« Chronique des pompiers pyromanes » Ma tribune du 08.04.17

Manuel Valls vient d’emboîter le pas de nombreux députés soi-disant « réformateurs » du Parti socialiste en se ralliant officiellement à Emmanuel Macron. Il justifie sa démarche en arguant du fait que seule la candidature du leader d’En marche permettra de faire barrage au Front national, en rassemblant au-delà des« clivages » traditionnels devenus, selon lui inopérants.

Sans polémiquer sur la démarche de ces élus sans doute soucieux de leur réélection et adoptant ainsi une stratégie chère à Edgar Faure (« Ce n’est pas la girouette qui tourne, c’est le vent ! »), il n’est pas inutile de rappeler ici une évidence : à chaque fois que le Parti socialiste a exercé le pouvoir, le Front national a franchi des étapes capitales dans son ancrage politique.

Crédité d’à peine 0,75% des voix lors de l’élection présidentielle de 1974, le parti frontiste a réellement émergé sous le premier septennat de François Mitterrand, en obtenant d’abord ses premiers élus lors de élections municipales de 1983 puis un groupe parlementaire de 35 députés élus à la promotionnelle en 1986.

Le coup de tonnerre du 21 avril 2002, qui a vu l’arrivée de Jean-Marie Le Pen au 2nd tour des présidentielles et l’élimination de Lionel Jospin, est intervenu quant à lui après 5 années de « Gauche plurielle ». Marginalisé en 2007, le Front national a de nouveau repris de la vigueur après l’arrivée au pouvoir de François Hollande, remportant haut la main les élections européennes de 2014 et frôlant la victoire dans deux régions lors des régionales de décembre 2015. Au total, le parti frontiste aura bondi de 10 points durant les trois premières années du quinquennat Hollande, passant de 17,9 % des voix aux présidentielles de 2012 à 27,7 % aux régionales de 2015, soit près de 7 millions d’électeurs.
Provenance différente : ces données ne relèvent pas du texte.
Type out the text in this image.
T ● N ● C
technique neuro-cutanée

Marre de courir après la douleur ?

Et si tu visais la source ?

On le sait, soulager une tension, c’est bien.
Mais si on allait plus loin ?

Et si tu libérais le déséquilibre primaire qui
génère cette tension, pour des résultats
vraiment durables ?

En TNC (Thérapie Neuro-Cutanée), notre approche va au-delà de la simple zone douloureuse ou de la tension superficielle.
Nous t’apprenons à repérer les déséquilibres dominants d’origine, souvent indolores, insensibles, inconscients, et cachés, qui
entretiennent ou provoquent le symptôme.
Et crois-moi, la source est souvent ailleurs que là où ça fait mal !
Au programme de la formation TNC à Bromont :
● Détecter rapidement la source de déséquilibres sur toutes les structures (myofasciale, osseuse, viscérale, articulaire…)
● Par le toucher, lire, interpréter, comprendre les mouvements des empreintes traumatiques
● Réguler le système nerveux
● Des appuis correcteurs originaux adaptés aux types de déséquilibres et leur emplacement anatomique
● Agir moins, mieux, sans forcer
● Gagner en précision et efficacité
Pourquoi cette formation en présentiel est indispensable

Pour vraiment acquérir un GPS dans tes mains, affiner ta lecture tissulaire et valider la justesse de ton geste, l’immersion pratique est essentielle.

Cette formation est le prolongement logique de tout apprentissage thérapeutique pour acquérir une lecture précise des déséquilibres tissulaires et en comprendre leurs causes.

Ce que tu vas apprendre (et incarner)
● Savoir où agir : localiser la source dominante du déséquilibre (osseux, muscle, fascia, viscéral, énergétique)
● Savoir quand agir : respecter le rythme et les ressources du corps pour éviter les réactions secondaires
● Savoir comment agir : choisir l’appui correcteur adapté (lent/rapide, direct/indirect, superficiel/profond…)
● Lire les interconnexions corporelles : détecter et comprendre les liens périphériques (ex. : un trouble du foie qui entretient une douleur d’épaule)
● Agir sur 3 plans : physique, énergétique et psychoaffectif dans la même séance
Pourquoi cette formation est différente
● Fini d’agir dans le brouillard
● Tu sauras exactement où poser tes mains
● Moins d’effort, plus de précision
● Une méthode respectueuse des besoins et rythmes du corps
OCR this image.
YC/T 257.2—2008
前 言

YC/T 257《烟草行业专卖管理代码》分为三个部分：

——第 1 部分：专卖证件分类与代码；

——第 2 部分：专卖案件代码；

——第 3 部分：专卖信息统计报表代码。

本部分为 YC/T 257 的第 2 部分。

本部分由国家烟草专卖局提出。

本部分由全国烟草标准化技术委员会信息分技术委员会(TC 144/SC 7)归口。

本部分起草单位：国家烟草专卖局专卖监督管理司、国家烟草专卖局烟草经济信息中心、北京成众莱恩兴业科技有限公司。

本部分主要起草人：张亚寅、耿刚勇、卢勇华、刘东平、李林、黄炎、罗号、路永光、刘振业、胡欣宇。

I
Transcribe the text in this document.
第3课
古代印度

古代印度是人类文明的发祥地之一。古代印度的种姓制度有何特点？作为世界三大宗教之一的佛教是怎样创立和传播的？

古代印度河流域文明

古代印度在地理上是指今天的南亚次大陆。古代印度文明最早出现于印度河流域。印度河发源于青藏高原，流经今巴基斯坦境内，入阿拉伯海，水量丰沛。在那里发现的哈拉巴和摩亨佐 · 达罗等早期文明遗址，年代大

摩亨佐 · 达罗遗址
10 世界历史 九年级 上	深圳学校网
Le constat est donc sans appel. Le Front national prospère surtout quand le PS est au pouvoir. Si on a pu accuser François Mitterrand d’avoir joué à l’apprenti sorcier avec le parti frontiste pour affaiblir la droite, c’est bel et bien la politique menée par François Hollande et son gouvernement depuis 5 ans qui est aujourd’hui responsable de la montée du FN. La division constante des Français, l’incapacité de l’ex-premier secrétaire du Parti socialiste à revêtir l’habit présidentiel, l’amateurisme des équipes au pouvoir, l’incohérence des politiques auront eu raison de la patience de beaucoup de nos compatriotes. Manuel Valls et les députés dits « réformateurs » ont naturellement participé à cette politique du pire, en votant les lois, en validant les budgets, en cautionnant les postures qui ont conduit la France dans cette impasse. En changeant de crèmerie, ils voudraient se racheter une virginité. Les électeurs ne se laisseront pas duper par cette supercherie.

Il serait donc bon que l’ancien premier ministre et ses amis députés fassent un peu leur examen de conscience avant de se mettre « En marche ». Il y a là une certaine indécence, digne d’un pompier pyromane ou d’un Tartuffe malhonnête, à nier la part de responsabilité qui est la leur pour sauver un fauteuil à l’Assemblée nationale.